When my cozy domestic reality started unraveling, I discovered that I needed to supplement my income with, well…. actual income. That’s when I discovered that the only thing I was still qualified to do was peddle gizmos at the Trillion Dollar Digital Fruit Stand.
Like everything else, that situation changed dramatically this year. Where I once got to spend several days each week having occasionally meaningful encounters with actual other humans, for the past several months I’ve just been sitting at a computer terminal staring at a screen and listening to people mumble inaudibly about stuff they need. A couple of times a day I get to conjure up some useful knowledge and make a modest difference in people’s lives, but mostly it’s been telling cardholders from the International Bank of Entitlement that they cannot have the thing they want in the minute that they want it.

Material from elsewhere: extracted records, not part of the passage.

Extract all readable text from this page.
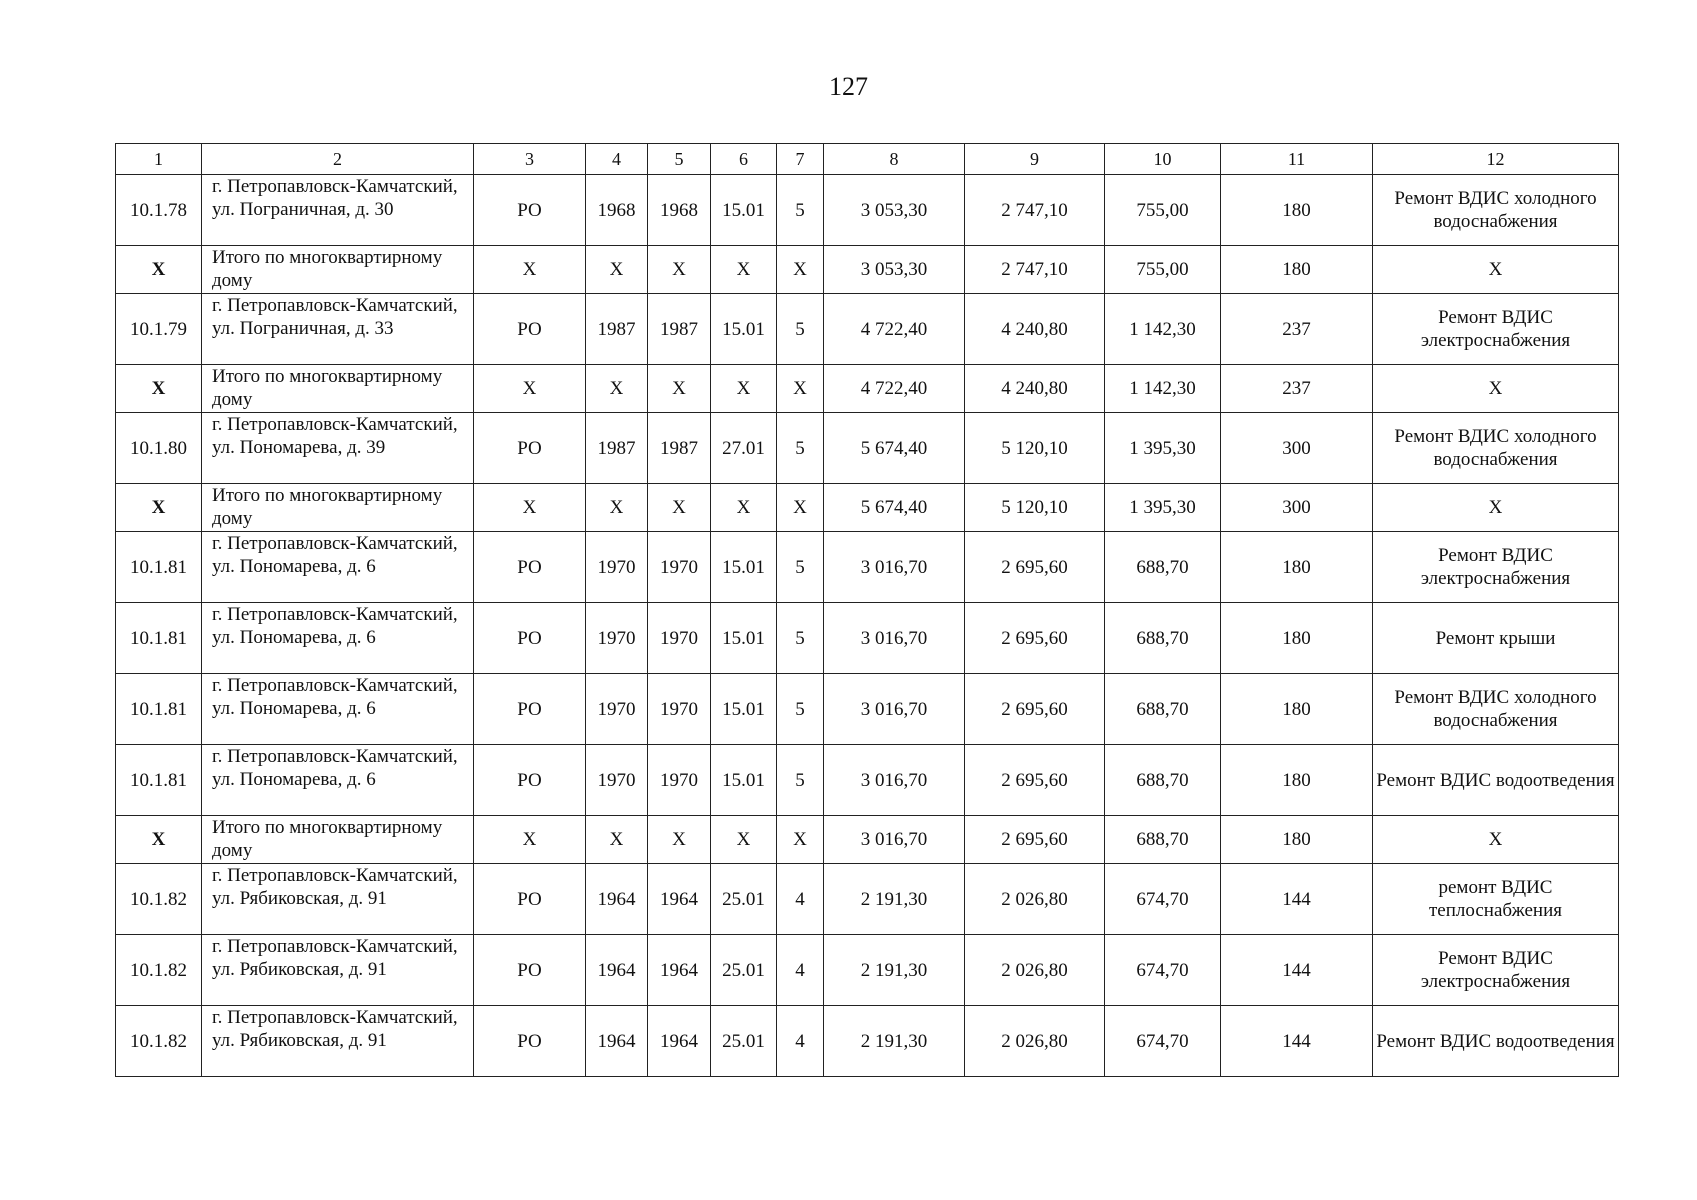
127
1	2	3	4	5	6	7	8	9	10	11	12
10.1.78	г. Петропавловск-Камчатский, ул. Пограничная, д. 30	РО	1968	1968	15.01	5	3 053,30	2 747,10	755,00	180	Ремонт ВДИС холодного водоснабжения
Х	Итого по многоквартирному дому	Х	Х	Х	Х	Х	3 053,30	2 747,10	755,00	180	Х
10.1.79	г. Петропавловск-Камчатский, ул. Пограничная, д. 33	РО	1987	1987	15.01	5	4 722,40	4 240,80	1 142,30	237	Ремонт ВДИС электроснабжения
Х	Итого по многоквартирному дому	Х	Х	Х	Х	Х	4 722,40	4 240,80	1 142,30	237	Х
10.1.80	г. Петропавловск-Камчатский, ул. Пономарева, д. 39	РО	1987	1987	27.01	5	5 674,40	5 120,10	1 395,30	300	Ремонт ВДИС холодного водоснабжения
Х	Итого по многоквартирному дому	Х	Х	Х	Х	Х	5 674,40	5 120,10	1 395,30	300	Х
10.1.81	г. Петропавловск-Камчатский, ул. Пономарева, д. 6	РО	1970	1970	15.01	5	3 016,70	2 695,60	688,70	180	Ремонт ВДИС электроснабжения
10.1.81	г. Петропавловск-Камчатский, ул. Пономарева, д. 6	РО	1970	1970	15.01	5	3 016,70	2 695,60	688,70	180	Ремонт крыши
10.1.81	г. Петропавловск-Камчатский, ул. Пономарева, д. 6	РО	1970	1970	15.01	5	3 016,70	2 695,60	688,70	180	Ремонт ВДИС холодного водоснабжения
10.1.81	г. Петропавловск-Камчатский, ул. Пономарева, д. 6	РО	1970	1970	15.01	5	3 016,70	2 695,60	688,70	180	Ремонт ВДИС водоотведения
Х	Итого по многоквартирному дому	Х	Х	Х	Х	Х	3 016,70	2 695,60	688,70	180	Х
10.1.82	г. Петропавловск-Камчатский, ул. Рябиковская, д. 91	РО	1964	1964	25.01	4	2 191,30	2 026,80	674,70	144	ремонт ВДИС теплоснабжения
10.1.82	г. Петропавловск-Камчатский, ул. Рябиковская, д. 91	РО	1964	1964	25.01	4	2 191,30	2 026,80	674,70	144	Ремонт ВДИС электроснабжения
10.1.82	г. Петропавловск-Камчатский, ул. Рябиковская, д. 91	РО	1964	1964	25.01	4	2 191,30	2 026,80	674,70	144	Ремонт ВДИС водоотведения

That’s when the part about ‘not having a plan’ starts to gnaw at me. I start to think “this is not what I had in mind…” for this stage of my life. Then I remember, “Oh yeah, I never really had anything in mind for this stage. I didn’t expect there would even be a ‘this stage’.”
Which is when I stop thinking about the male side of the family and wonder if maybe I got a longevity gene from my mother’s side of the family. She lived until she was 81. In fact, she got married for the third time when she was 73.
Maybe that’s why, along with all the other thoughts percolating above, I keep circling back to this vague idea that I will (or should?) do something remarkable with my 70s.
Given my continued good health (did I mention knocking on wood?) it’s not unreasonable to surmise that – like my mother – I’ve got a good ten more years before faculties fade and organs start breaking down and I have to face the decision that Ruth Gordon made in “Harold and Maude” (you can Google that, too).
Then I catch myself, and begin to question this whole fixation, this lingering self-and-social pressure that I am supposed to “do” and “strive” and “accomplish.”
I recall something Kurt Vonnegut (admittedly, no slouch in the “doing” and “accomplishing” departments) said: “I am a human being, not a human doing.”
And then it dawns on me: Maybe I’ve finally reached the point where I can stop obsessing on the “doing” part of life and just make the best of the “being” part.
Maybe, in the eighth decade of my life, that’s enough.
It’s certainly more than Harvey and Arthur – and Mickey – were doing at this point in their lives.